The team found the same amoeba in samples from other locations on the Syracuse and ESF campus, leaky steam pipes at Caltech and hot springs at Lassen Volcanic National Park. A fumarole is a naturally-occurring vent in the Earth’s surface that emits steam and gases, and a man-made steam vent provides a remarkably similar environment for heat-loving amoeba. “With the right conditions, we have uncovered Fumarolamoeba reliably from pretty much every sample,” says Shepherd. These findings suggest that thermophilic amoeba are more widespread in the built environment than previously recognized.

Murphy and Perez each developed their own independent research projects within the broader Fumarolamoeba study. Murphy, a Renée Crown University Honors student, focused on the ecology, evolution and biogeography of Fumarolamoeba: where it was found, how it related to other amoeba in the phylum Heterolobosea and what other microbes it was found alongside, making Fumarolamoeba the subject of her honors thesis and distinction project. Perez investigated the biology and physiology of Fumarolamoeba, determining the temperature range required for its growth and examining variation in its life cycle. She was awarded a SOURCE fellowship in summer 2025 and recognized by SOURCE with a Research Achievement Award this spring.

Murphy and Perez also presented their work at the annual NEMPET (Northeastern Microbiologists: Physiology, Ecology and Taxonomy) conference in 2025, where they initiated a collaboration with SUNY Cortland professor Christa Chatfield. Chatfield studies Legionella pneumophila, the bacterial pathogen responsible for Legionnaire’s Disease, which can persist in man-made water systems despite pretreatment of the water with chlorine and other disinfectants.

Some free-living amoeba are known to harbor bacterial pathogens inside their cells, shielding them from environmental stressors in what is referred to as a “Trojan horse.” Murphy and Perez proposed that Legionella might be protected from water treatment by hitching a ride inside Fumarolamoeba cysts, a dormant form the amoeba takes in unfavorable conditions. If their hypothesis is supported, this could inform future prevention efforts.

For Shepherd, the success of the Fumarolamoeba project comes from valuing and supporting undergraduates in research. “Undergrads are not in the lab just to wash your dishes… they have such limited time. So to make it worth it, you need to be intentional about what you're going to have them do,” she says.

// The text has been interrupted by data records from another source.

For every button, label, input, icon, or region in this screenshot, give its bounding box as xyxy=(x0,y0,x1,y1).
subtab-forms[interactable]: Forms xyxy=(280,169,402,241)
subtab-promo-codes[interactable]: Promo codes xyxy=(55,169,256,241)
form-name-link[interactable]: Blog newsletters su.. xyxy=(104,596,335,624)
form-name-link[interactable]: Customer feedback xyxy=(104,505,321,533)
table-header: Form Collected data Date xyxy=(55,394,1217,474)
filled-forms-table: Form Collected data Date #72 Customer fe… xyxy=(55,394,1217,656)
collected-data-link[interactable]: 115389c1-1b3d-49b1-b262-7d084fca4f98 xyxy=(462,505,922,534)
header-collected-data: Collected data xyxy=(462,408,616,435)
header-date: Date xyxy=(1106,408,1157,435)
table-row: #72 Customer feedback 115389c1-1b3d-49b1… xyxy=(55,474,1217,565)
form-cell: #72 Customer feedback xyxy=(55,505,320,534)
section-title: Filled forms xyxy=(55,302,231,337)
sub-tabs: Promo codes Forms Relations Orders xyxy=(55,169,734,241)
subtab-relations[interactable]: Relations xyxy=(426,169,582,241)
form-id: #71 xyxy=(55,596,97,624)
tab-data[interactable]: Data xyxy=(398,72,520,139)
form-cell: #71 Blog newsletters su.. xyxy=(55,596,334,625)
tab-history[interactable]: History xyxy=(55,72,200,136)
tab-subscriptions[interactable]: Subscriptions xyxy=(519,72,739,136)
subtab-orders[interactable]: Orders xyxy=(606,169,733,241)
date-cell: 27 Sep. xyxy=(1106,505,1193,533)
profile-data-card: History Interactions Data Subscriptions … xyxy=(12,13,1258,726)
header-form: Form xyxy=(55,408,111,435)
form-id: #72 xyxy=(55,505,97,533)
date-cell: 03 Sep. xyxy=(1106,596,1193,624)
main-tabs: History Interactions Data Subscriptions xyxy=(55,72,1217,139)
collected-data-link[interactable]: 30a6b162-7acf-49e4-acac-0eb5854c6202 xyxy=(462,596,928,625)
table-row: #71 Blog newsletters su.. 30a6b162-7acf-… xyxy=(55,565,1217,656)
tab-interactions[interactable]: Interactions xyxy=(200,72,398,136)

Shepherd continues, “I recognized the strengths in both of their abilities in the lab. Melanie has very good, steady hands for [single cell isolations]. And she has a lot more patience than me on the microscope. Hannah is really good at entering data and has a keen eye for picking out errors in spreadsheets and she has a lot of patience for going into these really vast databases and pulling out information that I get overwhelmed thinking about. They both have very different strengths in the lab, and using those to guide our directions was the main way we started tackling the project.”

Reflecting on her time in the lab, Murphy encourages undergraduates considering research to embrace the uncertainty inherent to science. “Be patient with yourself,” Murphy says, “It is normal to not know something that you were never taught how to do. Everyone around you wants the best for you and wants you to succeed, so be willing to ask questions and put yourself out there, because that truly is the best way to learn.”

Perez adds, “Once you start reading more papers and doing more lab work, you get a handle on things. It can be time consuming, doing lab work and reading papers, but you know it’s going towards something, so it makes it worth it.”

The Fumarolamoeba project will wrap up this summer in the Oliverio lab with a few final experiments and a research paper with all three scientists as coauthors. It is a reminder that great scientific discoveries can come from anywhere or anyone. Sometimes they are waiting just across campus, steps from the classroom, if we only take the time to look.

Conflict of interest statement: The writer of this article is a member of the same lab as the featured scientists but has not directly contributed to the relevant project.